WAN Watchdog + NAT Emergency Deployment Review — 2026-03-22

Status: Code reviewed, ready to deploy. Deferred to next maintenance window (Mon Mar 24 night).

What's Changing

Item Current (deployed) New (repo)
wan_watchdog.sh 83 lines, WAN-only 131 lines, WAN + NAT check
nat_emergency.conf Doesn't exist 3 NAT rules (LAN/IOT/GUEST)

New Functionality

  1. check_nat() — verifies outbound NAT rules exist via pfctl -sn | grep "nat on vtnet0"
  2. NAT check on every cycle — even when WAN is up (lines 80-85), catches silent NAT failures
  3. recover_nat() — two-step escalation: rc.filter_configure → emergency pfctl injection
  4. NAT verification after WAN recoverycheck_nat || recover_nat after each successful WAN recovery step

Benefits

  • Prevents the March 18 cascading failure (NAT disappeared silently while WAN was up)
  • Defense in depth — permanent Hybrid NAT rules are primary, watchdog is safety net
  • Self-healing — if NAT breaks again (OPNsense update, config corruption), fixed within 5 minutes

Risk Assessment

Risk Likelihood Impact Mitigation
pfctl injects conflicting rules Low Medium check_nat verifies first; injection only when zero rules
rc.filter_configure disrupts connections Low Low Only runs when NAT is missing
Script bug causes high CPU Very low Low 30-min cooldown, each cron run independent
nat_emergency.conf wrong subnets Very low High Verified against OPNsense config.xml (Mar 18)
OPNsense update changes pfctl behavior Low Medium Simple grep, should survive updates

Edge Cases Reviewed

  • WAN up + NAT missing (March 18 scenario) — handled correctly
  • WAN down + NAT missing — WAN recovery first, then NAT check
  • Both recovery methods fail — logged, no harm
  • nat_emergency.conf missing — file existence check, falls through
  • Concurrent cron execution — lockfile prevents

Known Minor Issue

pfctl -N -f could create duplicate NAT rules if OPNsense's Hybrid rules are also loaded.
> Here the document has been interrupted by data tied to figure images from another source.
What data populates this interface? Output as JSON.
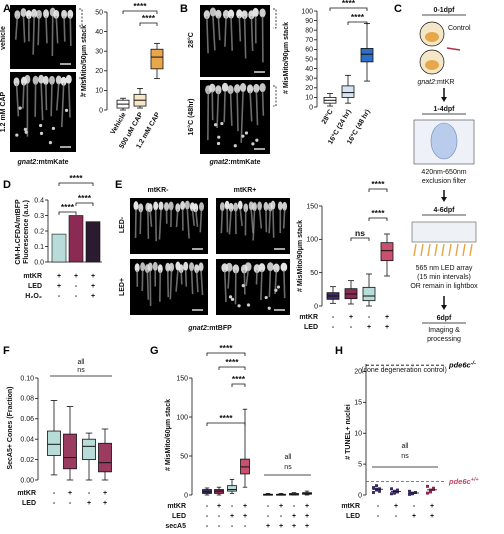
{
  "panels": {
    "A": {
      "label": "A",
      "images": {
        "top_label": "vehicle",
        "bottom_label": "1.2 mM CAP",
        "caption_gene": "gnat2",
        "caption_reporter": ":mtmKate"
      },
      "chart_data": {
        "type": "box",
        "ylabel": "# MisMito/50μm stack",
        "ylim": [
          0,
          50
        ],
        "yticks": [
          0,
          10,
          20,
          30,
          40,
          50
        ],
        "categories": [
          "Vehicle",
          "500 uM CAP",
          "1.2 mM CAP"
        ],
        "boxes": [
          {
            "min": 0,
            "q1": 1,
            "median": 3,
            "q3": 5,
            "max": 6,
            "color": "#ffffff"
          },
          {
            "min": 1,
            "q1": 2,
            "median": 5,
            "q3": 8,
            "max": 11,
            "color": "#f7e6c4"
          },
          {
            "min": 16,
            "q1": 21,
            "median": 27,
            "q3": 31,
            "max": 34,
            "color": "#e8a64d"
          }
        ],
        "significance": [
          "****",
          "****"
        ]
      }
    },
    "B": {
      "label": "B",
      "images": {
        "top_label": "28°C",
        "bottom_label": "16°C (48hr)",
        "caption_gene": "gnat2",
        "caption_reporter": ":mtmKate"
      },
      "chart_data": {
        "type": "box",
        "ylabel": "# MisMito/90μm stack",
        "ylim": [
          0,
          100
        ],
        "yticks": [
          0,
          10,
          20,
          30,
          40,
          50,
          60,
          70,
          80,
          90,
          100
        ],
        "categories": [
          "28°C",
          "16°C (24 hr)",
          "16°C (48 hr)"
        ],
        "boxes": [
          {
            "min": 1,
            "q1": 4,
            "median": 7,
            "q3": 10,
            "max": 14,
            "color": "#ffffff"
          },
          {
            "min": 4,
            "q1": 10,
            "median": 15,
            "q3": 22,
            "max": 33,
            "color": "#d4e4f4"
          },
          {
            "min": 27,
            "q1": 47,
            "median": 55,
            "q3": 61,
            "max": 87,
            "color": "#2d6fc4"
          }
        ],
        "significance": [
          "****",
          "****"
        ]
      }
    },
    "C": {
      "label": "C",
      "steps": [
        "0-1dpf",
        "1-4dpf",
        "4-6dpf",
        "6dpf"
      ],
      "control_label": "Control",
      "gene_label": "gnat2",
      "gene_suffix": ":mtKR",
      "filter_text": "420nm-650nm\nexclusion filter",
      "led_text": "565 nm LED array\n(15 min intervals)\nOR remain in lightbox",
      "final_text": "Imaging &\nprocessing"
    },
    "D": {
      "label": "D",
      "chart_data": {
        "type": "bar",
        "ylabel": "CM-H₂CFDA/mtBFP\nFluorescence (a.u.)",
        "ylim": [
          0,
          0.4
        ],
        "yticks": [
          0,
          0.1,
          0.2,
          0.3,
          0.4
        ],
        "values": [
          0.18,
          0.3,
          0.26
        ],
        "colors": [
          "#b8ddd9",
          "#8b2a52",
          "#2a1b2f"
        ],
        "row_labels": [
          "mtKR",
          "LED",
          "H₂O₂"
        ],
        "row_values": [
          [
            "+",
            "+",
            "+"
          ],
          [
            "+",
            "-",
            "+"
          ],
          [
            "-",
            "-",
            "+"
          ]
        ],
        "significance": [
          "****",
          "****",
          "****"
        ]
      }
    },
    "E": {
      "label": "E",
      "images": {
        "col1": "mtKR-",
        "col2": "mtKR+",
        "row1": "LED-",
        "row2": "LED+",
        "caption_gene": "gnat2",
        "caption_reporter": ":mtBFP"
      },
      "chart_data": {
        "type": "box",
        "ylabel": "# MisMito/90μm stack",
        "ylim": [
          0,
          150
        ],
        "yticks": [
          0,
          50,
          100,
          150
        ],
        "row_labels": [
          "mtKR",
          "LED"
        ],
        "row_values": [
          [
            "-",
            "+",
            "-",
            "+"
          ],
          [
            "-",
            "-",
            "+",
            "+"
          ]
        ],
        "boxes": [
          {
            "min": 4,
            "q1": 10,
            "median": 15,
            "q3": 20,
            "max": 29,
            "color": "#3b2c62"
          },
          {
            "min": 3,
            "q1": 11,
            "median": 18,
            "q3": 26,
            "max": 38,
            "color": "#8b2a52"
          },
          {
            "min": 0,
            "q1": 8,
            "median": 15,
            "q3": 28,
            "max": 48,
            "color": "#b8ddd9"
          },
          {
            "min": 45,
            "q1": 68,
            "median": 83,
            "q3": 95,
            "max": 108,
            "color": "#c9506e"
          }
        ],
        "significance": [
          "****",
          "ns",
          "****"
        ]
      }
    },
    "F": {
      "label": "F",
      "chart_data": {
        "type": "box",
        "ylabel": "SecA5+ Cones (Fraction)",
        "ylim": [
          0,
          0.1
        ],
        "yticks": [
          0,
          0.02,
          0.04,
          0.06,
          0.08,
          0.1
        ],
        "row_labels": [
          "mtKR",
          "LED"
        ],
        "row_values": [
          [
            "-",
            "+",
            "-",
            "+"
          ],
          [
            "-",
            "-",
            "+",
            "+"
          ]
        ],
        "boxes": [
          {
            "min": 0.005,
            "q1": 0.024,
            "median": 0.035,
            "q3": 0.048,
            "max": 0.078,
            "color": "#b8ddd9"
          },
          {
            "min": 0.0,
            "q1": 0.011,
            "median": 0.022,
            "q3": 0.045,
            "max": 0.072,
            "color": "#9b3b60"
          },
          {
            "min": 0.0,
            "q1": 0.02,
            "median": 0.033,
            "q3": 0.04,
            "max": 0.046,
            "color": "#b8ddd9"
          },
          {
            "min": 0.0,
            "q1": 0.008,
            "median": 0.017,
            "q3": 0.036,
            "max": 0.05,
            "color": "#9b3b60"
          }
        ],
        "significance": [
          "all",
          "ns"
        ]
      }
    },
    "G": {
      "label": "G",
      "chart_data": {
        "type": "box",
        "ylabel": "# MisMito/60μm stack",
        "ylim": [
          0,
          150
        ],
        "yticks": [
          0,
          50,
          100,
          150
        ],
        "row_labels": [
          "mtKR",
          "LED",
          "secA5"
        ],
        "row_values": [
          [
            "-",
            "+",
            "-",
            "+",
            "-",
            "+",
            "-",
            "+"
          ],
          [
            "-",
            "-",
            "+",
            "+",
            "-",
            "-",
            "+",
            "+"
          ],
          [
            "-",
            "-",
            "-",
            "-",
            "+",
            "+",
            "+",
            "+"
          ]
        ],
        "boxes": [
          {
            "min": 0,
            "q1": 2,
            "median": 4,
            "q3": 7,
            "max": 9,
            "color": "#3b2c62"
          },
          {
            "min": 0,
            "q1": 2,
            "median": 5,
            "q3": 7,
            "max": 10,
            "color": "#8b2a52"
          },
          {
            "min": 2,
            "q1": 5,
            "median": 7,
            "q3": 12,
            "max": 20,
            "color": "#b8ddd9"
          },
          {
            "min": 10,
            "q1": 27,
            "median": 36,
            "q3": 46,
            "max": 110,
            "color": "#c9506e"
          },
          {
            "min": 0,
            "q1": 0,
            "median": 0.5,
            "q3": 1,
            "max": 2,
            "color": "#3b2c62"
          },
          {
            "min": 0,
            "q1": 0,
            "median": 0.5,
            "q3": 1,
            "max": 2,
            "color": "#8b2a52"
          },
          {
            "min": 0,
            "q1": 0,
            "median": 1,
            "q3": 2,
            "max": 3,
            "color": "#b8ddd9"
          },
          {
            "min": 0,
            "q1": 1,
            "median": 2,
            "q3": 3,
            "max": 5,
            "color": "#c9506e"
          }
        ],
        "significance": [
          "****",
          "****",
          "****",
          "****",
          "all",
          "ns"
        ]
      }
    },
    "H": {
      "label": "H",
      "chart_data": {
        "type": "scatter",
        "ylabel": "# TUNEL+ nuclei",
        "ylim": [
          0,
          20
        ],
        "yticks": [
          0,
          5,
          10,
          15,
          20
        ],
        "row_labels": [
          "mtKR",
          "LED"
        ],
        "row_values": [
          [
            "-",
            "+",
            "-",
            "+"
          ],
          [
            "-",
            "-",
            "+",
            "+"
          ]
        ],
        "points": [
          [
            0.4,
            0.8,
            1.0,
            1.2,
            1.5,
            0.6,
            1.1,
            0.9
          ],
          [
            0.2,
            0.6,
            0.8,
            1.0,
            0.3,
            0.5
          ],
          [
            0.1,
            0.3,
            0.4,
            0.6,
            0.2
          ],
          [
            0.3,
            0.8,
            1.1,
            1.4,
            0.5,
            0.9
          ]
        ],
        "point_colors": [
          "#3b2c62",
          "#3b2c62",
          "#3b2c62",
          "#8b2a52"
        ],
        "ref_lines": [
          {
            "label": "pde6c",
            "sup": "-/-",
            "note": "(cone degeneration control)",
            "value": 21,
            "color": "#000000"
          },
          {
            "label": "pde6c",
            "sup": "+/+",
            "value": 2.2,
            "color": "#c0486a"
          }
        ],
        "significance": [
          "all",
          "ns"
        ]
      }
    }
  }
}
No functional impact (pf matches first rule). Cleans up on next reboot or filter reload.

Deployment Commands

# 1. Backup current script
ssh [email protected] "cp /root/wan_watchdog.sh /root/wan_watchdog.sh.bak"

# 2. Deploy new files
scp scripts/wan_watchdog.sh [email protected]:/root/wan_watchdog.sh
scp scripts/nat_emergency.conf [email protected]:/root/nat_emergency.conf

# 3. Verify
ssh [email protected] "head -2 /root/wan_watchdog.sh && wc -l /root/wan_watchdog.sh && cat /root/nat_emergency.conf"
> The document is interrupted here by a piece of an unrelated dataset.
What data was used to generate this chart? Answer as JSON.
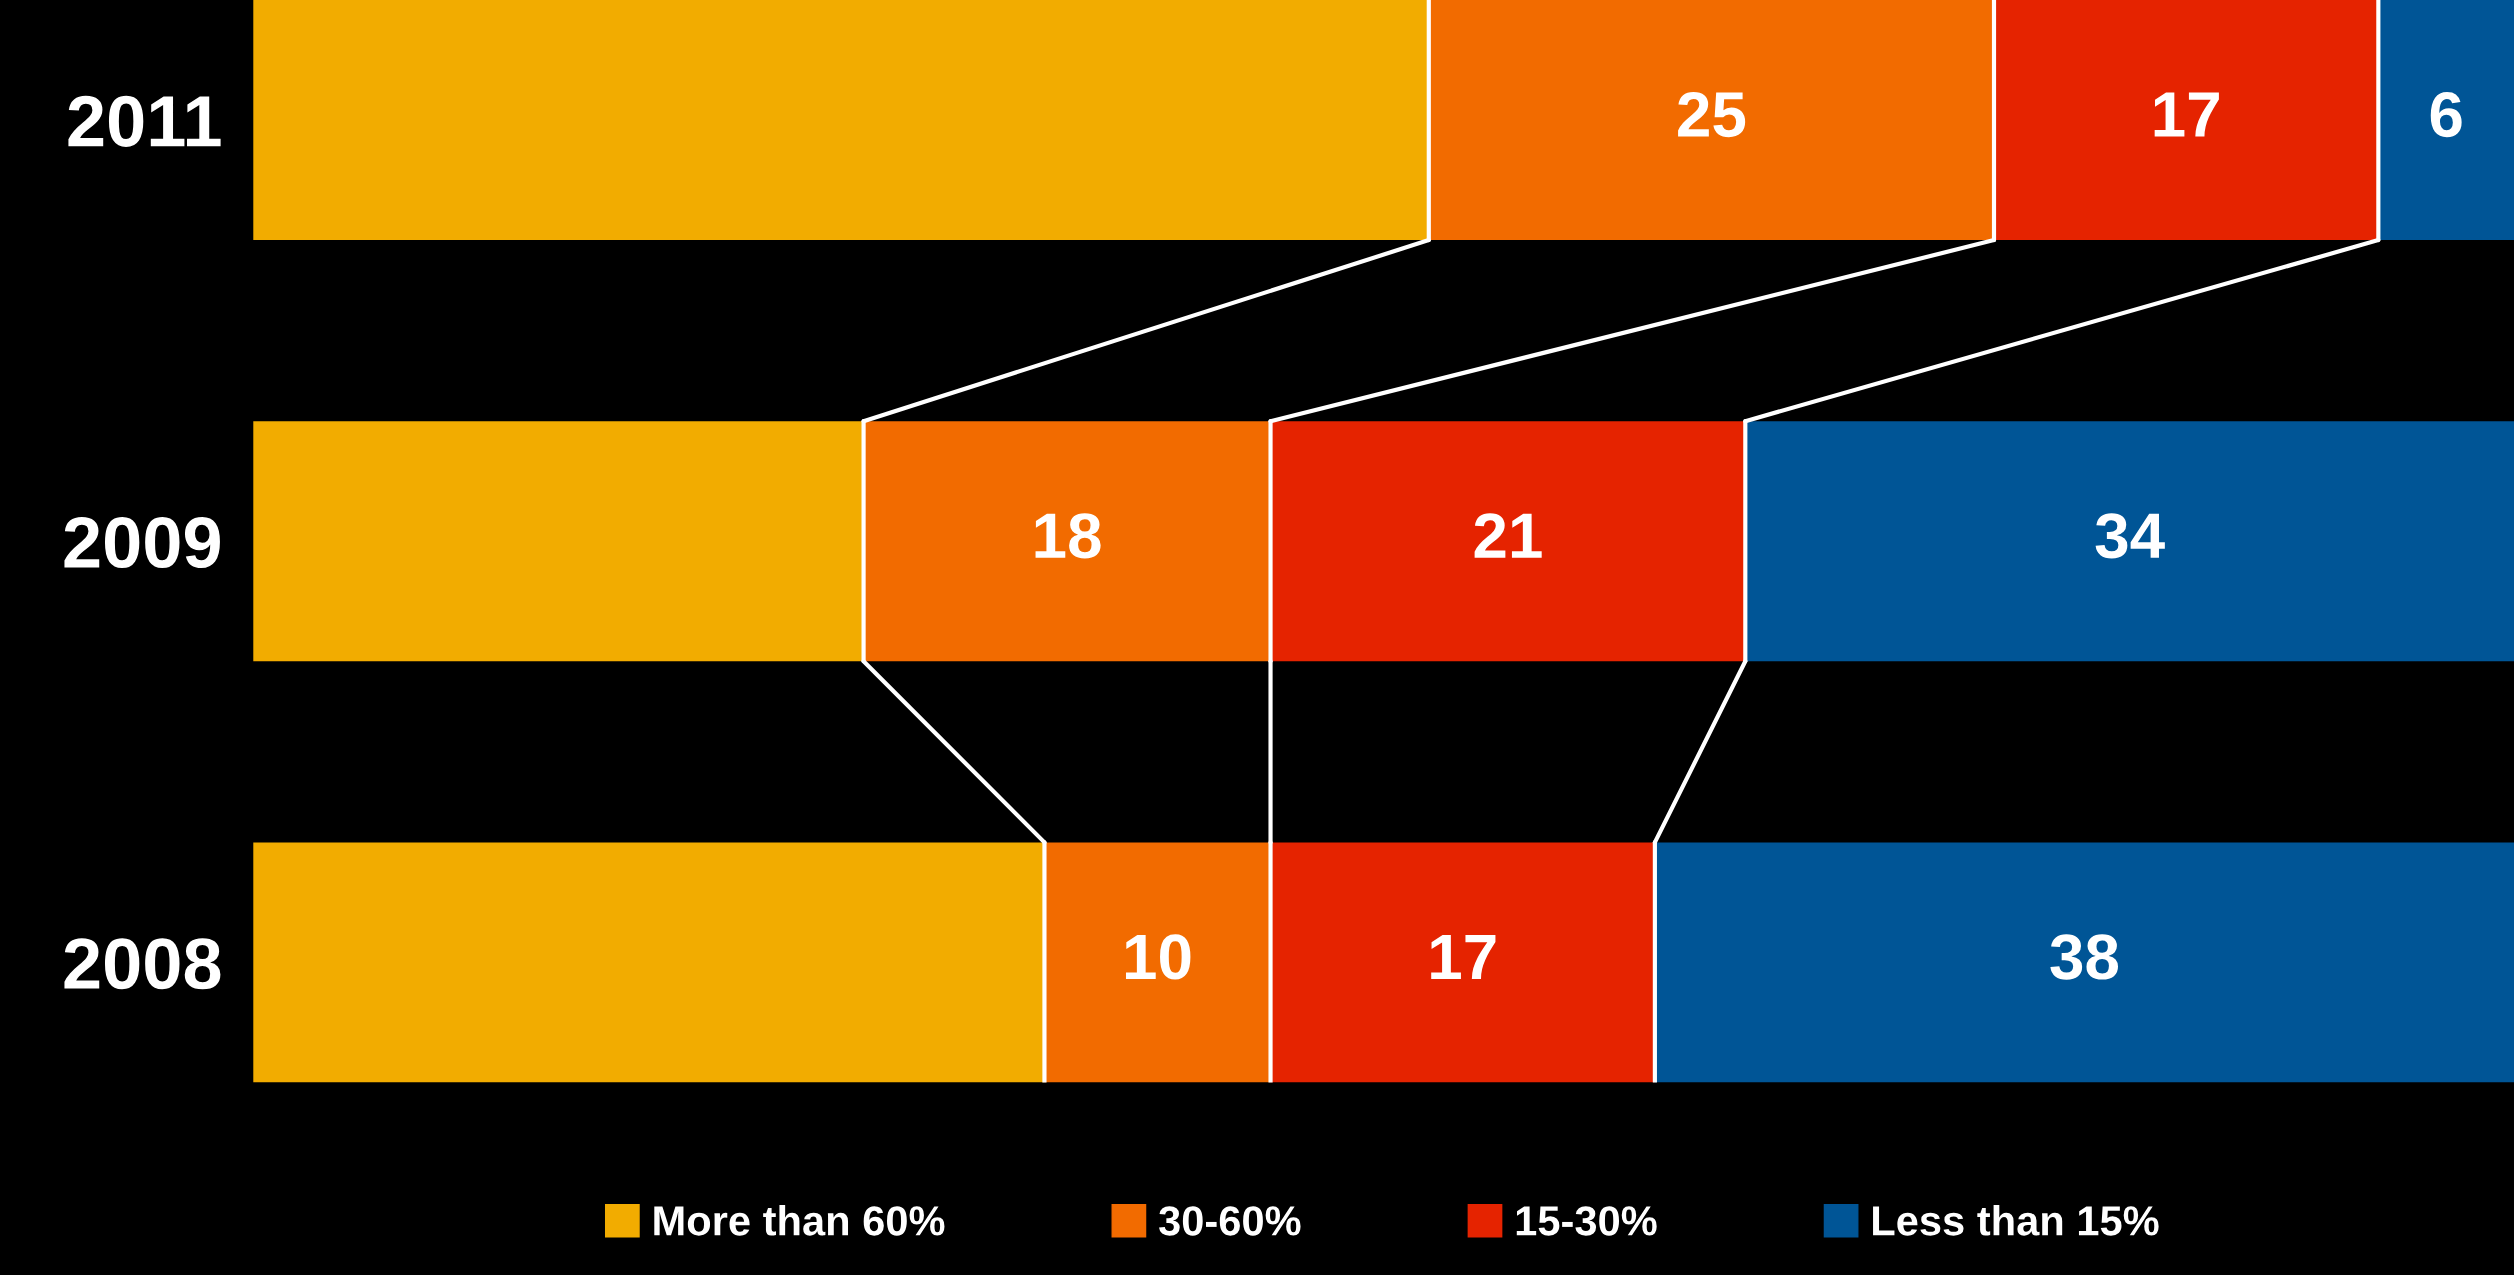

# 4. Test (WAN is up — should exit silently)
ssh [email protected] "/root/wan_watchdog.sh && echo 'OK — exited cleanly'"

# 5. Check NAT still working
ssh [email protected] "pfctl -sn | grep nat"

Rollback

ssh [email protected] "cp /root/wan_watchdog.sh.bak /root/wan_watchdog.sh"

Verdict

Safe to deploy. New code is additive, doesn't modify existing behavior, has proper guards. Worst case is redundant NAT rule that cleans up on reboot.